Não estou mais segura de que essa tecnologia seja remotamente um fato de poder. Você pega uma mulher da minha geração, alguém que é certamente realizada, mas que está em seus 40 anos e não tem um filho. Essa tenologia se torna uma maneira de dizer a ela que qualquer coisa que realizou não é o bastante. E então, quando ela fracassa em conseguir ficar grávida_e a maioria fracassa_ isso apaga seu senso de competência profissional e sua confiança como mulher. Sei que esses procedimentos deixaram-me mais deprimida que qualquer outra coisa em minha vida”.

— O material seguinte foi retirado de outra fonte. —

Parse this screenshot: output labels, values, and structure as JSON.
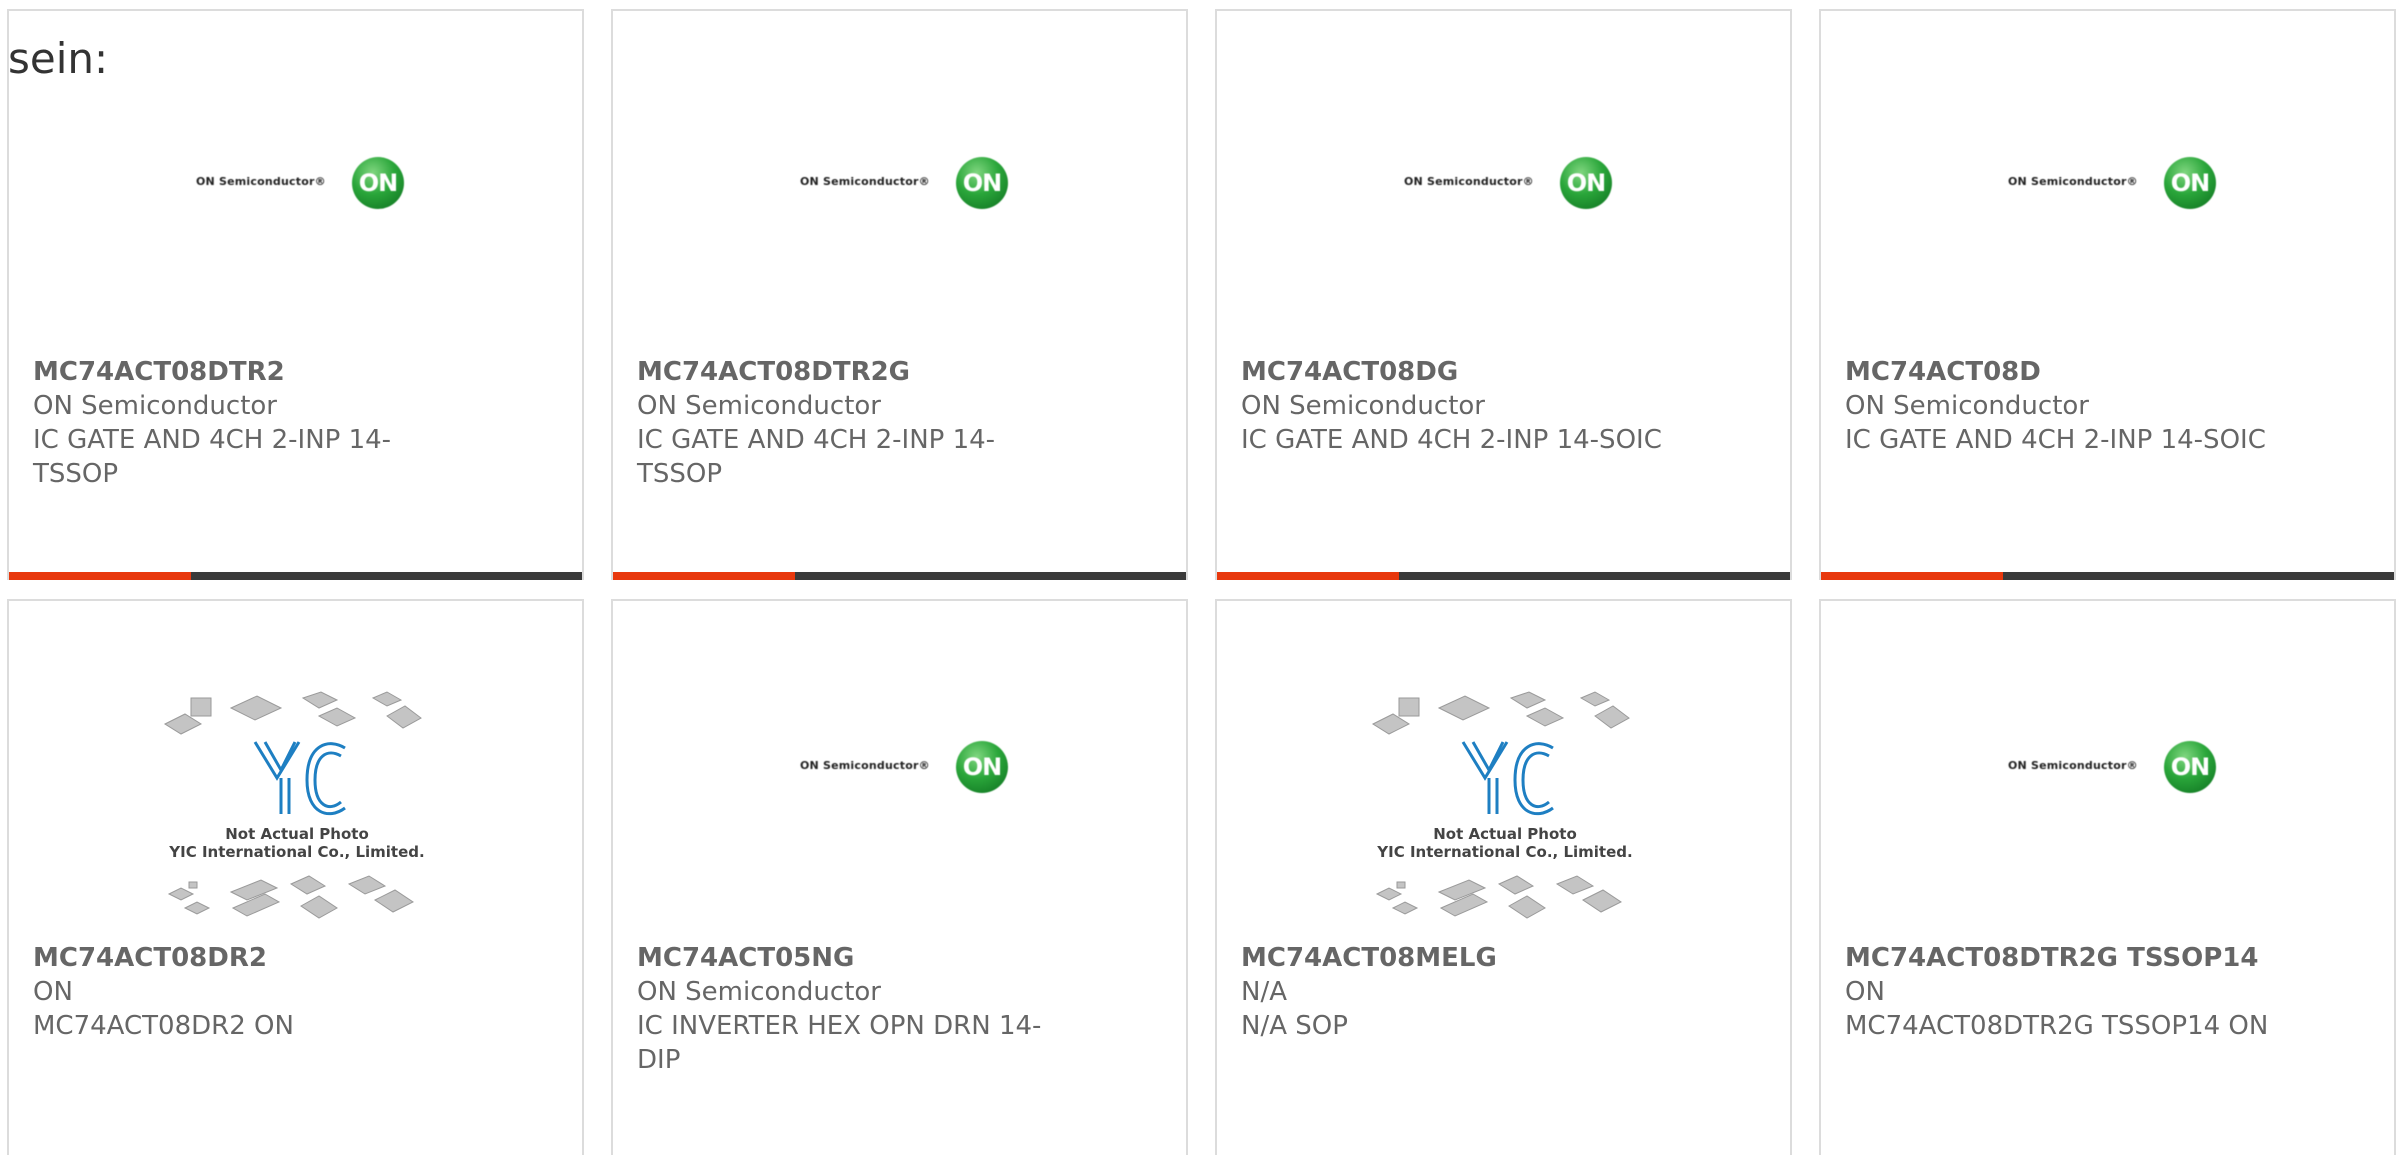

O relato acima é de Wendy Wasserstein, uma das mais premiadas autoras de peças da Brodway, que durante dez anos lutou para conseguir gerar um bebê. Consegui tê-lo aos 48 anos, com óvulos doados. A menina Lucy nasceu prematura, aos seis meses de gestação.

O depoimento faz parte de um livro bem interessante que estou lendo chamado “Maternidade Tardia”. Na obra, a autora Sylvia Hewlett constata que quanto mais bem-sucedida profissionalmente é a mulher, mais dificuldades ela encontrará para achar um parceiro ou ter um bebê. E o mais triste: essa situação não foi uma escolha delas. Simplesmente o tempo passou e e elas estavam ocupadas demais para perceber isso.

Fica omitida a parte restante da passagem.